Scientists look at factors such as temperature, poverty and ease of travel when they predict the spread of infectious diseases. In his lab at Georgia State University, Gerardo Chowell, associate professor in the school of public health, is building a mathematical model to predict how the Zika virus will spread through Latin America, the Caribbean and Dallas.

Chowell is looking to dengue fever and chikungunya for clues about where the Zika virus will travel next. All three infections are spread by the Aedes aegypti mosquito, which can be found in North Texas. Chowell predicts small local outbreaks of the Zika virus in Texas and Florida based on what’s been seen with dengue fever.

In 2005 and 2013, dengue caused outbreaks in Texas among people who hadn’t left the country.

“Zika is a similar situation to dengue. We’ll probably see small outbreaks of Zika in Texas,” said Chowell. “The populations in Dallas are from everywhere, you have the mosquito and you’re well-connected to many parts of the world.”

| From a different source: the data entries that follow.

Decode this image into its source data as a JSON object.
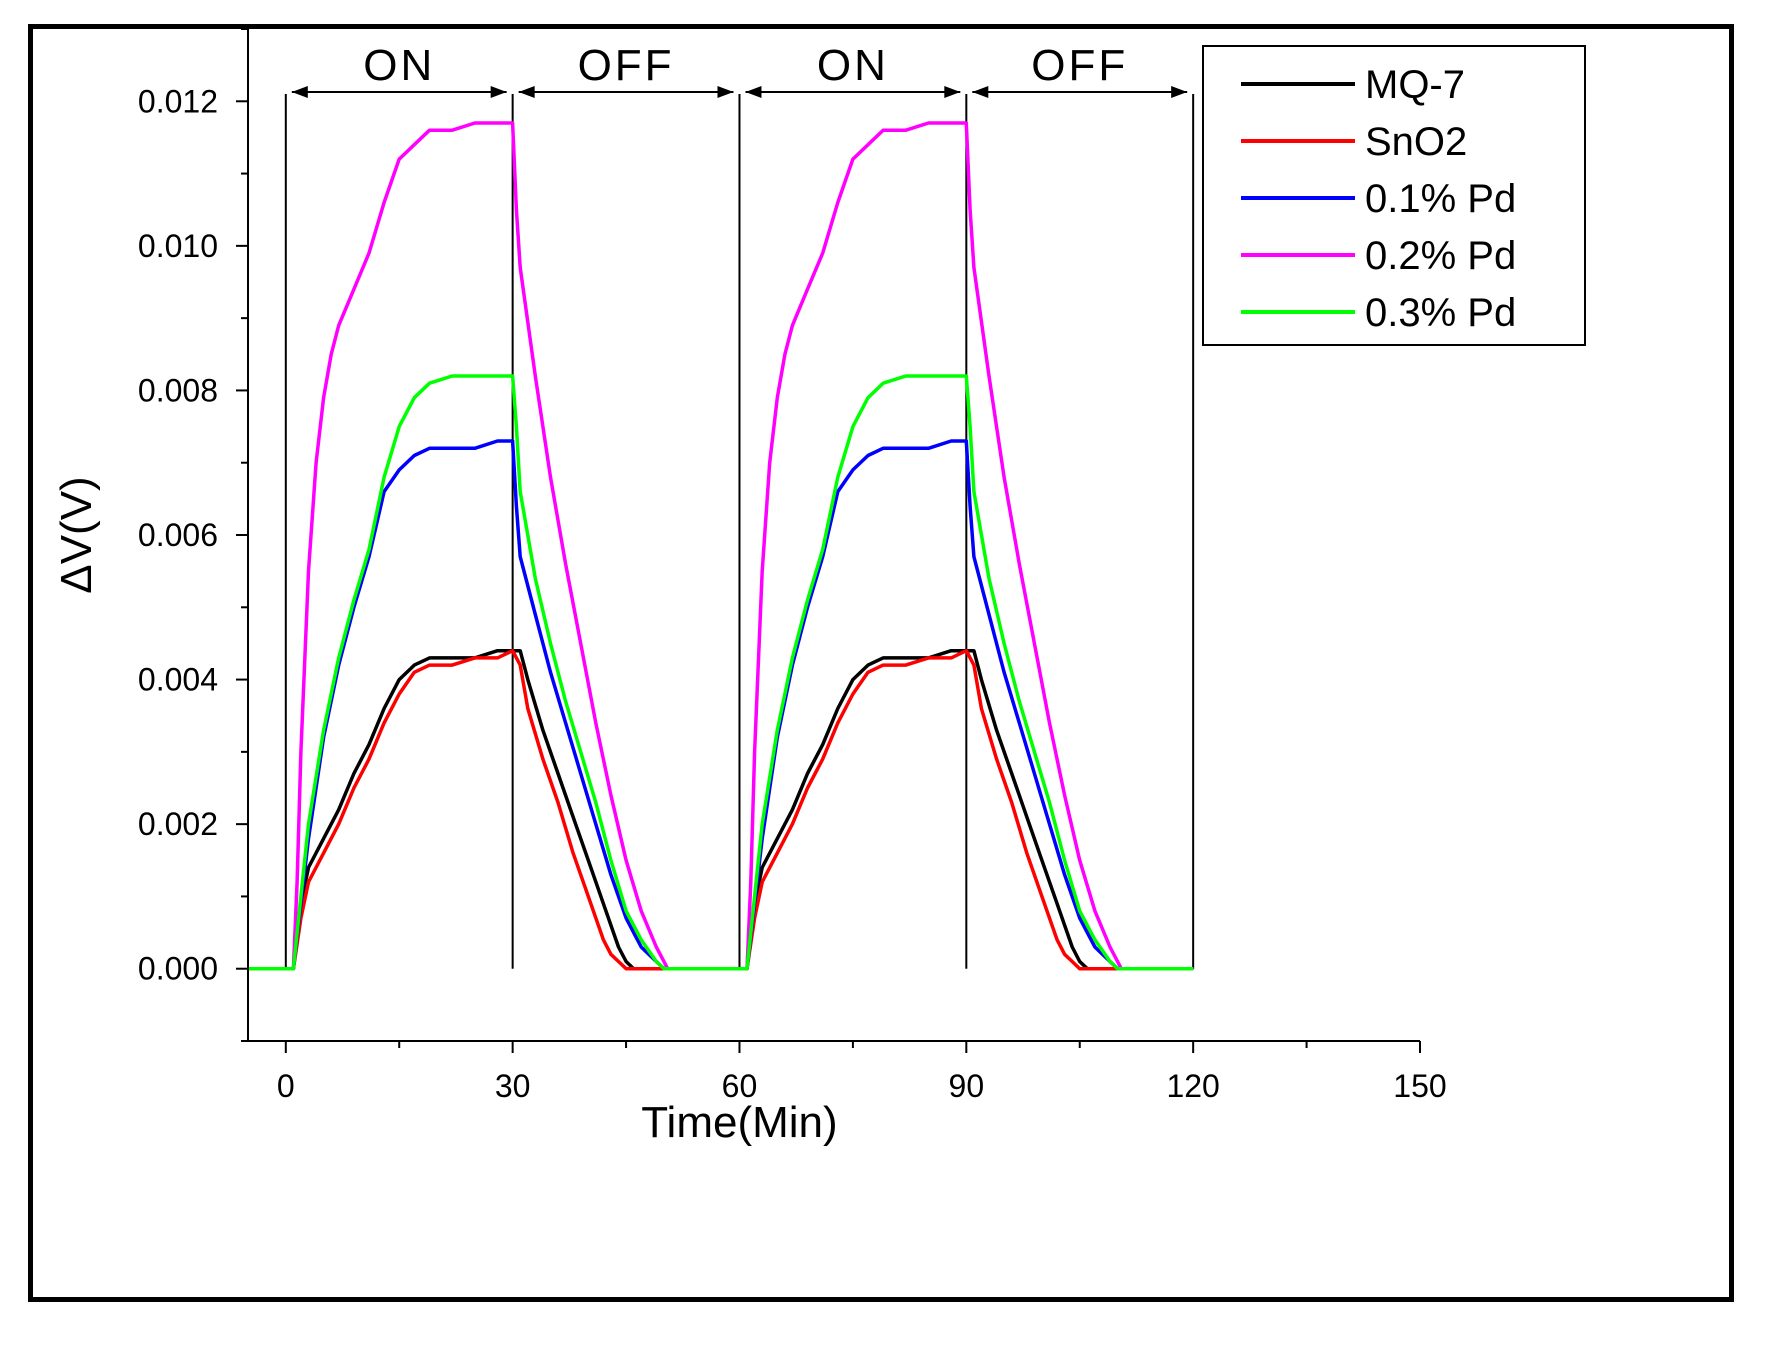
{
  "chart_data": {
    "type": "line",
    "title": "",
    "xlabel": "Time(Min)",
    "ylabel": "ΔV(V)",
    "xlim": [
      -5,
      150
    ],
    "ylim": [
      -0.001,
      0.013
    ],
    "x_ticks": [
      0,
      30,
      60,
      90,
      120,
      150
    ],
    "x_tick_labels": [
      "0",
      "30",
      "60",
      "90",
      "120",
      "150"
    ],
    "y_ticks": [
      0,
      0.002,
      0.004,
      0.006,
      0.008,
      0.01,
      0.012
    ],
    "y_tick_labels": [
      "0.000",
      "0.002",
      "0.004",
      "0.006",
      "0.008",
      "0.010",
      "0.012"
    ],
    "legend_position": "top-right",
    "phases": [
      {
        "label": "ON",
        "start": 0,
        "end": 30
      },
      {
        "label": "OFF",
        "start": 30,
        "end": 60
      },
      {
        "label": "ON",
        "start": 60,
        "end": 90
      },
      {
        "label": "OFF",
        "start": 90,
        "end": 120
      }
    ],
    "series": [
      {
        "name": "MQ-7",
        "color": "#000000",
        "x": [
          -5,
          1,
          2,
          3,
          5,
          7,
          9,
          11,
          13,
          15,
          17,
          19,
          22,
          25,
          28,
          30,
          31,
          32,
          34,
          36,
          38,
          40,
          42,
          44,
          45,
          46,
          48,
          50,
          55,
          60,
          61,
          62,
          63,
          65,
          67,
          69,
          71,
          73,
          75,
          77,
          79,
          82,
          85,
          88,
          90,
          91,
          92,
          94,
          96,
          98,
          100,
          102,
          104,
          105,
          106,
          108,
          110,
          115,
          120
        ],
        "y": [
          0,
          0,
          0.0009,
          0.0014,
          0.0018,
          0.0022,
          0.0027,
          0.0031,
          0.0036,
          0.004,
          0.0042,
          0.0043,
          0.0043,
          0.0043,
          0.0044,
          0.0044,
          0.0044,
          0.004,
          0.0033,
          0.0027,
          0.0021,
          0.0015,
          0.0009,
          0.0003,
          0.0001,
          0,
          0,
          0,
          0,
          0,
          0,
          0.0009,
          0.0014,
          0.0018,
          0.0022,
          0.0027,
          0.0031,
          0.0036,
          0.004,
          0.0042,
          0.0043,
          0.0043,
          0.0043,
          0.0044,
          0.0044,
          0.0044,
          0.004,
          0.0033,
          0.0027,
          0.0021,
          0.0015,
          0.0009,
          0.0003,
          0.0001,
          0,
          0,
          0,
          0,
          0
        ]
      },
      {
        "name": "SnO2",
        "color": "#ff0000",
        "x": [
          -5,
          1,
          2,
          3,
          5,
          7,
          9,
          11,
          13,
          15,
          17,
          19,
          22,
          25,
          28,
          30,
          31,
          32,
          34,
          36,
          38,
          40,
          42,
          43,
          44,
          45,
          48,
          50,
          55,
          60,
          61,
          62,
          63,
          65,
          67,
          69,
          71,
          73,
          75,
          77,
          79,
          82,
          85,
          88,
          90,
          91,
          92,
          94,
          96,
          98,
          100,
          102,
          103,
          104,
          105,
          108,
          110,
          115,
          120
        ],
        "y": [
          0,
          0,
          0.0007,
          0.0012,
          0.0016,
          0.002,
          0.0025,
          0.0029,
          0.0034,
          0.0038,
          0.0041,
          0.0042,
          0.0042,
          0.0043,
          0.0043,
          0.0044,
          0.0042,
          0.0036,
          0.0029,
          0.0023,
          0.0016,
          0.001,
          0.0004,
          0.0002,
          0.0001,
          0,
          0,
          0,
          0,
          0,
          0,
          0.0007,
          0.0012,
          0.0016,
          0.002,
          0.0025,
          0.0029,
          0.0034,
          0.0038,
          0.0041,
          0.0042,
          0.0042,
          0.0043,
          0.0043,
          0.0044,
          0.0042,
          0.0036,
          0.0029,
          0.0023,
          0.0016,
          0.001,
          0.0004,
          0.0002,
          0.0001,
          0,
          0,
          0,
          0,
          0
        ]
      },
      {
        "name": "0.1% Pd",
        "color": "#0000ff",
        "x": [
          -5,
          1,
          2,
          3,
          5,
          7,
          9,
          11,
          13,
          15,
          17,
          19,
          22,
          25,
          28,
          30,
          30.5,
          31,
          33,
          35,
          37,
          39,
          41,
          43,
          45,
          47,
          48,
          49,
          50,
          55,
          60,
          61,
          62,
          63,
          65,
          67,
          69,
          71,
          73,
          75,
          77,
          79,
          82,
          85,
          88,
          90,
          90.5,
          91,
          93,
          95,
          97,
          99,
          101,
          103,
          105,
          107,
          108,
          109,
          110,
          115,
          120
        ],
        "y": [
          0,
          0,
          0.0009,
          0.0018,
          0.0032,
          0.0042,
          0.005,
          0.0057,
          0.0066,
          0.0069,
          0.0071,
          0.0072,
          0.0072,
          0.0072,
          0.0073,
          0.0073,
          0.0064,
          0.0057,
          0.0049,
          0.0041,
          0.0034,
          0.0027,
          0.002,
          0.0013,
          0.0007,
          0.0003,
          0.0002,
          0.0001,
          0,
          0,
          0,
          0,
          0.0009,
          0.0018,
          0.0032,
          0.0042,
          0.005,
          0.0057,
          0.0066,
          0.0069,
          0.0071,
          0.0072,
          0.0072,
          0.0072,
          0.0073,
          0.0073,
          0.0064,
          0.0057,
          0.0049,
          0.0041,
          0.0034,
          0.0027,
          0.002,
          0.0013,
          0.0007,
          0.0003,
          0.0002,
          0.0001,
          0,
          0,
          0
        ]
      },
      {
        "name": "0.2% Pd",
        "color": "#ff00ff",
        "x": [
          -5,
          1,
          1.5,
          2,
          3,
          4,
          5,
          6,
          7,
          9,
          11,
          13,
          15,
          17,
          19,
          22,
          25,
          28,
          30,
          30.5,
          31,
          33,
          35,
          37,
          39,
          41,
          43,
          45,
          47,
          49,
          50.5,
          55,
          60,
          61,
          61.5,
          62,
          63,
          64,
          65,
          66,
          67,
          69,
          71,
          73,
          75,
          77,
          79,
          82,
          85,
          88,
          90,
          90.5,
          91,
          93,
          95,
          97,
          99,
          101,
          103,
          105,
          107,
          109,
          110.5,
          115,
          120
        ],
        "y": [
          0,
          0,
          0.0012,
          0.003,
          0.0055,
          0.007,
          0.0079,
          0.0085,
          0.0089,
          0.0094,
          0.0099,
          0.0106,
          0.0112,
          0.0114,
          0.0116,
          0.0116,
          0.0117,
          0.0117,
          0.0117,
          0.0105,
          0.0097,
          0.0082,
          0.0068,
          0.0056,
          0.0045,
          0.0034,
          0.0024,
          0.0015,
          0.0008,
          0.0003,
          0,
          0,
          0,
          0,
          0.0012,
          0.003,
          0.0055,
          0.007,
          0.0079,
          0.0085,
          0.0089,
          0.0094,
          0.0099,
          0.0106,
          0.0112,
          0.0114,
          0.0116,
          0.0116,
          0.0117,
          0.0117,
          0.0117,
          0.0105,
          0.0097,
          0.0082,
          0.0068,
          0.0056,
          0.0045,
          0.0034,
          0.0024,
          0.0015,
          0.0008,
          0.0003,
          0,
          0,
          0
        ]
      },
      {
        "name": "0.3% Pd",
        "color": "#00ff00",
        "x": [
          -5,
          1,
          2,
          3,
          5,
          7,
          9,
          11,
          13,
          15,
          17,
          19,
          22,
          25,
          28,
          30,
          30.5,
          31,
          33,
          35,
          37,
          39,
          41,
          43,
          45,
          47,
          49,
          50,
          55,
          60,
          61,
          62,
          63,
          65,
          67,
          69,
          71,
          73,
          75,
          77,
          79,
          82,
          85,
          88,
          90,
          90.5,
          91,
          93,
          95,
          97,
          99,
          101,
          103,
          105,
          107,
          109,
          110,
          115,
          120
        ],
        "y": [
          0,
          0,
          0.001,
          0.002,
          0.0033,
          0.0043,
          0.0051,
          0.0058,
          0.0068,
          0.0075,
          0.0079,
          0.0081,
          0.0082,
          0.0082,
          0.0082,
          0.0082,
          0.0075,
          0.0066,
          0.0054,
          0.0045,
          0.0037,
          0.003,
          0.0023,
          0.0015,
          0.0008,
          0.0004,
          0.0001,
          0,
          0,
          0,
          0,
          0.001,
          0.002,
          0.0033,
          0.0043,
          0.0051,
          0.0058,
          0.0068,
          0.0075,
          0.0079,
          0.0081,
          0.0082,
          0.0082,
          0.0082,
          0.0082,
          0.0075,
          0.0066,
          0.0054,
          0.0045,
          0.0037,
          0.003,
          0.0023,
          0.0015,
          0.0008,
          0.0004,
          0.0001,
          0,
          0,
          0
        ]
      }
    ]
  }
}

News that a person in Dallas was infected with the Zika virus through sex makes Chowell’s job harder. Until the Dallas case was reported, there was only one other known case of Zika being transmitted through sex. Most experts, including Chowell, still believe that the main culprit in the current outbreak is the mosquito and not unprotected sex.

But why was this sexually transmitted case discovered in Dallas where there are a handful of Zika cases instead of Brazil or Colombia where there are thousands? The question isn’t “Why Dallas?” The answer is because Dallas, said Dallas County Judge Clay Jenkins.

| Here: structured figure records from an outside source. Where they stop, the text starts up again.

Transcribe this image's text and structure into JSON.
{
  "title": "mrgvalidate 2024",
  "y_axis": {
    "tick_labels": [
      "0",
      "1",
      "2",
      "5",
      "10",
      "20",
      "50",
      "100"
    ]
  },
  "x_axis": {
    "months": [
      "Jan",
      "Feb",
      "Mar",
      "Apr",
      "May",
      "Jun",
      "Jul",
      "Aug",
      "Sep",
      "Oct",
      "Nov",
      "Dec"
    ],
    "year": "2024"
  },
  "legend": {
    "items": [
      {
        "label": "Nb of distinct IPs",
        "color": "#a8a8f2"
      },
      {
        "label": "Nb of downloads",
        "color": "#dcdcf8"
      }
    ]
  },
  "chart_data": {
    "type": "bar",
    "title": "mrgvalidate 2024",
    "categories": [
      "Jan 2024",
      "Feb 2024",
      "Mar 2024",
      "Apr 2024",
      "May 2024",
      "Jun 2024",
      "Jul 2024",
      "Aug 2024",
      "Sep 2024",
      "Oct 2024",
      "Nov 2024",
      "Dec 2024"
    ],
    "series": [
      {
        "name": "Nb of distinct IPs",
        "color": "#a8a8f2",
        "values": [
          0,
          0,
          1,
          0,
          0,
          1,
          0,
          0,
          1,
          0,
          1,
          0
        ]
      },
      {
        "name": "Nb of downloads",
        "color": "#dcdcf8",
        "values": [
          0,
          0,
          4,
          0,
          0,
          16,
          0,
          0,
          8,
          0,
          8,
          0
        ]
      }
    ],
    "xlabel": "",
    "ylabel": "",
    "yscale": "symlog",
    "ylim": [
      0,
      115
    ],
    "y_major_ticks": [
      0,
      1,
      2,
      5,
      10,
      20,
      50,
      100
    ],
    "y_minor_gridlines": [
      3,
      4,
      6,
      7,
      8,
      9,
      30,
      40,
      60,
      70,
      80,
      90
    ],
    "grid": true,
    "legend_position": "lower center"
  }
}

He argues that if Zika was spreading through sex in smaller towns with fewer resources, the link to sex may never have been detected.

“It would be very rare that in a rural setting the local health department would have had the capability to do the epidemiological detective work to find the mode of transmission,” Jenkins said.

Long history

Zika isn’t the first mosquito-borne infection to make its mark on Texas. The University of Texas at Brownsville sits on what used to be Fort Brown, one of the oldest Army forts on the border and the launching point for the Mexican-American war.

Strong said he’s reminded of the state’s long, infectious past every time he’s on the campus. “When this was a fort in the 1800s, this was the sickest fort in the U.S. Army,” he said. Back then, hundreds of soldiers died from malaria and Yellow Fever. An astute physician, Dr. William Gorgas, figured out that mosquitoes were spreading these diseases.

Gorgas was so successful at protecting the health of Texas troops by draining standing water that he was sent to the Panama Canal to implement the same public health measures.

“He turned out to be the savior of the Panama Canal when they couldn’t complete it because the workers were too sick,” said Strong. A building on the university campus and a world-famous — at least among doctors — infectious disease program in Peru are named for Gorgas.

Innovation against mosquitoes and the diseases they spread continues to take place in the state. At Tarrant County Health, public information officer Kelly Hanes said the arrival of these diseases might be a good thing. It keeps the area at the forefront of the discussion on how to manage public health emergencies. And for Hanes and his colleagues, they offer job security.

“Think about it. If you lived somewhere where novel diseases weren’t happening, you might be the first budget item that the city or the state decides to cut. ‘Oh we don’t need 20 epidemiologists, we just need 12.’ And then you’re gone. But here, everybody is like ‘We need more epidemiologists. We need more!’ ” he said.

Dr. Seema Yasmin, a physician and former CDC epidemiologist, is a professor at the University of Texas at Dallas.